Советский рассказ. Том 1 — страница 82 из 127

Вторая жена Урнаса была худая, высокая, как жердь, но песенница несравненная. Не кончив песни, она, бывало, вдруг примется плакать, потом снова запоет и снова заплачет. При песеннице семья его пополнилась еще пятью ртами, но и эту жену пережил Урнас.

Много близких и дорогих людей похоронил он на своем веку. Временами ему казалось, что всю свою жизнь он только и делал, что шел за гробом жен, потом — детей и внуков. Умирали они, многих он сейчас и в лицо не вспомнит, а род от его ствола все множился и множился.

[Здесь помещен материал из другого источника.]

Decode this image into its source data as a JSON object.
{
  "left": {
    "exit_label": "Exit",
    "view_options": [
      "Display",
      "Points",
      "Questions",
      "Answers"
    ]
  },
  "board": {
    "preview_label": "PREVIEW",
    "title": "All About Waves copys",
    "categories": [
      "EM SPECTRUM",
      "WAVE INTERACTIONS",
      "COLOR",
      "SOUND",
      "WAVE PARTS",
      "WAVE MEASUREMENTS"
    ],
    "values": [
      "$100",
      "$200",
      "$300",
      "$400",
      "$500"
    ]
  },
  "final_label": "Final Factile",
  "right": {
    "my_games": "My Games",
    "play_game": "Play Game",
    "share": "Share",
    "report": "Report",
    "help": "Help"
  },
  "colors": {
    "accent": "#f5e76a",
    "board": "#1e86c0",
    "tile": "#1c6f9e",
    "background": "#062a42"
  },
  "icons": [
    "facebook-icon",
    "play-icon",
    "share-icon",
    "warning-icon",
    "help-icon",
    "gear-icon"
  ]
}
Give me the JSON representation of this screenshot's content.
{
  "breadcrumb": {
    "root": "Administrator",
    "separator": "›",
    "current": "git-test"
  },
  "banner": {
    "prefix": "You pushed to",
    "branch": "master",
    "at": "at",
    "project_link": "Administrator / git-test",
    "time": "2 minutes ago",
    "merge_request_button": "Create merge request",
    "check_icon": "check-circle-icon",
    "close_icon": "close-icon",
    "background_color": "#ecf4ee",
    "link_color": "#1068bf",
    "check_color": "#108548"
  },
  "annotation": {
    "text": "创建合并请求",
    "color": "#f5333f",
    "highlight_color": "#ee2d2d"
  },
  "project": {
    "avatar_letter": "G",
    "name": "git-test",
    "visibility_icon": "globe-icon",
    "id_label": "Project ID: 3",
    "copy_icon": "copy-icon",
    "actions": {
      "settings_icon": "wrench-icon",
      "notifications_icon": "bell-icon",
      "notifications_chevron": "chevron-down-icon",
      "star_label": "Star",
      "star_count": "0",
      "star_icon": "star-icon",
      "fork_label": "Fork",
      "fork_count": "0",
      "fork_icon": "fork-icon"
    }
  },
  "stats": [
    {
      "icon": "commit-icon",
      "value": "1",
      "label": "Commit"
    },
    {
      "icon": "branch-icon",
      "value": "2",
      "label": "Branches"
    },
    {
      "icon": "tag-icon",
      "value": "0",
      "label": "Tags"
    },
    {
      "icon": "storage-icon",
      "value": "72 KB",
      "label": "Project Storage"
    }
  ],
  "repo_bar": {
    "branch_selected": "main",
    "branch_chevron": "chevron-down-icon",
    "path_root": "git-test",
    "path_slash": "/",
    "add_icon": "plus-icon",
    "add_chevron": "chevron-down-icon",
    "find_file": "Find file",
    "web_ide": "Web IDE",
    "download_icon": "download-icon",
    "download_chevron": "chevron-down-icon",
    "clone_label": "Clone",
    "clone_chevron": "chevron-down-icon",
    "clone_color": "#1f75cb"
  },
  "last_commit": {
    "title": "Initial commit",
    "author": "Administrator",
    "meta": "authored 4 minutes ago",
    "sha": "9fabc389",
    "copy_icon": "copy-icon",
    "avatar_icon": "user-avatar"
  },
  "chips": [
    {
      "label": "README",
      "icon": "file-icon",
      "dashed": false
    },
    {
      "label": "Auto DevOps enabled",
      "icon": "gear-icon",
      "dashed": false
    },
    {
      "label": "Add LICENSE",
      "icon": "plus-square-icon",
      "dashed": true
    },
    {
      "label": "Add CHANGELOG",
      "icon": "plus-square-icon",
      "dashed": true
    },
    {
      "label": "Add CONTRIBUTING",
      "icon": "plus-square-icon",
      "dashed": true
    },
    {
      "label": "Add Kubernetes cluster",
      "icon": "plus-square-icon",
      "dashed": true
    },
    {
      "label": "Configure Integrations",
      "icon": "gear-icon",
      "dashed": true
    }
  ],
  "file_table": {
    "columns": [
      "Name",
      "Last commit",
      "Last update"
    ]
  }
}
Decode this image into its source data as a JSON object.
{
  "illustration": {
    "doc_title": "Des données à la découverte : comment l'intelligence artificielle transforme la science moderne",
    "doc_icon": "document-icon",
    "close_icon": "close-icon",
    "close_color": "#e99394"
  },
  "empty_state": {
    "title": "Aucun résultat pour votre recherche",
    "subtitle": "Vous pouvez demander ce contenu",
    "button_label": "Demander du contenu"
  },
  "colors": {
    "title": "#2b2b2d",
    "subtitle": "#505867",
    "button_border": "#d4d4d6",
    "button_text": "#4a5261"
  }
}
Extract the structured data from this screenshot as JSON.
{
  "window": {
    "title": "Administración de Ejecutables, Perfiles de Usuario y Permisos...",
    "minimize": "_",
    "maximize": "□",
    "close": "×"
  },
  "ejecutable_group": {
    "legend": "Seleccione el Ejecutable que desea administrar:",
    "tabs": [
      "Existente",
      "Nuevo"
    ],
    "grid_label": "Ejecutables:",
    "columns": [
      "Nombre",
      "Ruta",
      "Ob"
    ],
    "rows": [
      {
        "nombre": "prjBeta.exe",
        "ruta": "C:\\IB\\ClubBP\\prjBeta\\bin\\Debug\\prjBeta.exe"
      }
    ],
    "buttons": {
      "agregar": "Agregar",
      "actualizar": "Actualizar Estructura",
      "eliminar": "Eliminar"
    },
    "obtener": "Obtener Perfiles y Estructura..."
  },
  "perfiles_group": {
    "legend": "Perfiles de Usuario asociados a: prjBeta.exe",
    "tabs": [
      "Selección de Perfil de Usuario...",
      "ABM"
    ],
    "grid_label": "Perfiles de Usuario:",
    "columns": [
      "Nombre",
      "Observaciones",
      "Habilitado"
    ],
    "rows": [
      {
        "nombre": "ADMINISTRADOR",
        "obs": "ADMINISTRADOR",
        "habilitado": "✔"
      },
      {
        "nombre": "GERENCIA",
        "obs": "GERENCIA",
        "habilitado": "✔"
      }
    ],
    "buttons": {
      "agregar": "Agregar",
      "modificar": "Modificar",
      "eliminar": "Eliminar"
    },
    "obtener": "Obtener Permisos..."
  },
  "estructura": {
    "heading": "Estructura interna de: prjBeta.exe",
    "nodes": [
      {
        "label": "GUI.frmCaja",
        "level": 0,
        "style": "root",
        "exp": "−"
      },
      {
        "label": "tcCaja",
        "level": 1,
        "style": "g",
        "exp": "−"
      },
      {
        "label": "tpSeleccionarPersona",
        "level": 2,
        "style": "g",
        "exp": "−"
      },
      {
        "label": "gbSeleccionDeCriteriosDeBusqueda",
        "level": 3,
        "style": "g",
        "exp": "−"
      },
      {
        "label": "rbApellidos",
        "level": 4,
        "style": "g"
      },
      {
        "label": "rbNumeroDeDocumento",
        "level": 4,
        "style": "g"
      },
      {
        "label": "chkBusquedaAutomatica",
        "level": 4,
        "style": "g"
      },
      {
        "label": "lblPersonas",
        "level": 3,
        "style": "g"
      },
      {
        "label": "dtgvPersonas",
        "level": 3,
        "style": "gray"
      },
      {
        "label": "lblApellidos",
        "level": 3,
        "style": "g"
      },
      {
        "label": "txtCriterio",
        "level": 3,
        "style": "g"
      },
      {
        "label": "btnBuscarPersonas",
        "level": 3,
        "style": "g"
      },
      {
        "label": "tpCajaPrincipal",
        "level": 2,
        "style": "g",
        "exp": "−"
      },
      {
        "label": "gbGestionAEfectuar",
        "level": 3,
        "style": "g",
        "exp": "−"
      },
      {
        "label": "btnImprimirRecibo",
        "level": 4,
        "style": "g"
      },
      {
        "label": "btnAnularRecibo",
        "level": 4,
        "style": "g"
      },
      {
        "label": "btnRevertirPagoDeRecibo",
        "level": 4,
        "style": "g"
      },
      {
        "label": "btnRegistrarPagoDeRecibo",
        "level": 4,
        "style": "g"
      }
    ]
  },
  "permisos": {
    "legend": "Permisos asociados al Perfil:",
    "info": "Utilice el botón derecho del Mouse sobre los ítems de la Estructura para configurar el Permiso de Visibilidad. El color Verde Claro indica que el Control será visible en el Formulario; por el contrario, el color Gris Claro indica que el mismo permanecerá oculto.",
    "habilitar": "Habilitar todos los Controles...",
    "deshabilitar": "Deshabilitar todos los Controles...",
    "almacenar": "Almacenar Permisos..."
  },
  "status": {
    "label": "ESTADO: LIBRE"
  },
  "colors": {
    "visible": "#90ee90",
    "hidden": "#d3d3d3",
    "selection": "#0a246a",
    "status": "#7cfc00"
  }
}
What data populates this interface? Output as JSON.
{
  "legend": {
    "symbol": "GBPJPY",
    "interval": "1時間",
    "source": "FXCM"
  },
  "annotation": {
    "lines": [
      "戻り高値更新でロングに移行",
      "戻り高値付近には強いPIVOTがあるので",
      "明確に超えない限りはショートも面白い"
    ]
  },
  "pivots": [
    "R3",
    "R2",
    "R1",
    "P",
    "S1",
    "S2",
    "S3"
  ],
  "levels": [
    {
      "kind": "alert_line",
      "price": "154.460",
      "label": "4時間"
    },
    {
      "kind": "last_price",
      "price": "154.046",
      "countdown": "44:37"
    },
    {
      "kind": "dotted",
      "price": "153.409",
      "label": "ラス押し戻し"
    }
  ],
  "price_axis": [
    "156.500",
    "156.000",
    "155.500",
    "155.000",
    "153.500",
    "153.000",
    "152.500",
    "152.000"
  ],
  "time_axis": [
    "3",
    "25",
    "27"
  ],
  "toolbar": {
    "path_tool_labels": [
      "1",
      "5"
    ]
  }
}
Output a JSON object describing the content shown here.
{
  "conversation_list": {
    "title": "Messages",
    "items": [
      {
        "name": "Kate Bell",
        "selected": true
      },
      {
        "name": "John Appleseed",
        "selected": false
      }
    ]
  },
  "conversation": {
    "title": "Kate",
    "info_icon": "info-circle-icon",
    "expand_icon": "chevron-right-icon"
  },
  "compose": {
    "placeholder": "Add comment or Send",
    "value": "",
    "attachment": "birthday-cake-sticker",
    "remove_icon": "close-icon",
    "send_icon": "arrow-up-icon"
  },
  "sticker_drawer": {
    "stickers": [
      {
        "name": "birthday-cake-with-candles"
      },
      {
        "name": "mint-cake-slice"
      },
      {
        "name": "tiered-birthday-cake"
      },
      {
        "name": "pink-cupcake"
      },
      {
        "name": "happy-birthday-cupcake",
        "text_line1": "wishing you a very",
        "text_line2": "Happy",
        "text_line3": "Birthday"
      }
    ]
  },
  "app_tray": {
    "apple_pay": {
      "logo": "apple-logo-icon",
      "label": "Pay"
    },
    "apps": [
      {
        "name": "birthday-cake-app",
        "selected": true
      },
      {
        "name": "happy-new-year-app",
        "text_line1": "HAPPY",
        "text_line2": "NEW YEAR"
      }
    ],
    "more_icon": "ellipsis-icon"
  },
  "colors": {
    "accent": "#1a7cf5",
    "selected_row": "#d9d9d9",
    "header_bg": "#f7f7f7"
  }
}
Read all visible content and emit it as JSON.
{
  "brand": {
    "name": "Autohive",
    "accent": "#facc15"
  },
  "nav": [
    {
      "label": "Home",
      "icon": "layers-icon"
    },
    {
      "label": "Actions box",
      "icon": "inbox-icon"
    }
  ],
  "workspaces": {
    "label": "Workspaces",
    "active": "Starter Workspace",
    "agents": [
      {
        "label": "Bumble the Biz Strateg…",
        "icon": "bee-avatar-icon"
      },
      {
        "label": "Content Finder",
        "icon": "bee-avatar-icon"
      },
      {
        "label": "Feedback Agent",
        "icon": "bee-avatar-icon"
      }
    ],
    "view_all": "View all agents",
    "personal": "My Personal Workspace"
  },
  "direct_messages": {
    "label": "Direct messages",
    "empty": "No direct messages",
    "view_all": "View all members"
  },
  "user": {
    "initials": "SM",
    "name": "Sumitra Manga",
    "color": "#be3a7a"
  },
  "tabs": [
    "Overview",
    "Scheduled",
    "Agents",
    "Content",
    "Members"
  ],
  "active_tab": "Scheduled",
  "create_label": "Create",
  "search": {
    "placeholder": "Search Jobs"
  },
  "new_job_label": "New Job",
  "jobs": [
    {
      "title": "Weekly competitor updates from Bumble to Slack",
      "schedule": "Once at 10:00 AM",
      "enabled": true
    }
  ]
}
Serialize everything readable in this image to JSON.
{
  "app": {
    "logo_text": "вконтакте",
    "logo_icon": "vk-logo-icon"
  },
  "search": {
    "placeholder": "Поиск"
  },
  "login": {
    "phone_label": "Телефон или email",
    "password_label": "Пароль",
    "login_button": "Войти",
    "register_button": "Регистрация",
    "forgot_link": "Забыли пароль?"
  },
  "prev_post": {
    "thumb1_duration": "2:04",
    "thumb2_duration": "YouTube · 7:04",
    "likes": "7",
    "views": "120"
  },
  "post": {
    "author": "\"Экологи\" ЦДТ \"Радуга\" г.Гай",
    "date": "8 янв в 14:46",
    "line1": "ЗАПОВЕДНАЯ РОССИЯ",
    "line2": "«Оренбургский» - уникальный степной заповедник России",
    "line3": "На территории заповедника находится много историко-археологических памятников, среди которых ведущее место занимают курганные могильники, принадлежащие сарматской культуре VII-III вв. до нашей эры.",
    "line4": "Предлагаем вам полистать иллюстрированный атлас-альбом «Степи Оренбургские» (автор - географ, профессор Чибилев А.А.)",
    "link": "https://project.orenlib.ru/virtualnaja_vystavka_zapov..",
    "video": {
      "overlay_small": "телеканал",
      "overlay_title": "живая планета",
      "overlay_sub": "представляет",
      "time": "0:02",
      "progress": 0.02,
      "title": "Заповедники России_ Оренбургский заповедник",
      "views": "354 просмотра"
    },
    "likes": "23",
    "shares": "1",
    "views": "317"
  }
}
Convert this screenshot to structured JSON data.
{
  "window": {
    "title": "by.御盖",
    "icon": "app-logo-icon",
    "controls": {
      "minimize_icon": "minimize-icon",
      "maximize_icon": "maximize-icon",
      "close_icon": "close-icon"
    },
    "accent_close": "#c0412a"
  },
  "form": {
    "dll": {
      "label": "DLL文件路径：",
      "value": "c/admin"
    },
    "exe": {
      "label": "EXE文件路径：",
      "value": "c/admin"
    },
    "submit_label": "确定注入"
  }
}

А сколько их погубил голод, войны, сколько их баре засекли! Сколько раз Урнас сам был бит… Если бы теперь он получил за каждый удар по зерну ржи, громадное поле можно было бы засеять. Секли его веревками, плетьми, топтали сапогами, били нагайками, стегали по подошвам, по спине, выбивали зубы. Били его граф, управитель, священник, староста, жандармы… Били все, кто имел над ним власть. А кто в те времена не имел власти над простым человеком? Но Урнас все вытерпел, выстоял, как дуб, глубоко и крепко вросший корнями в землю.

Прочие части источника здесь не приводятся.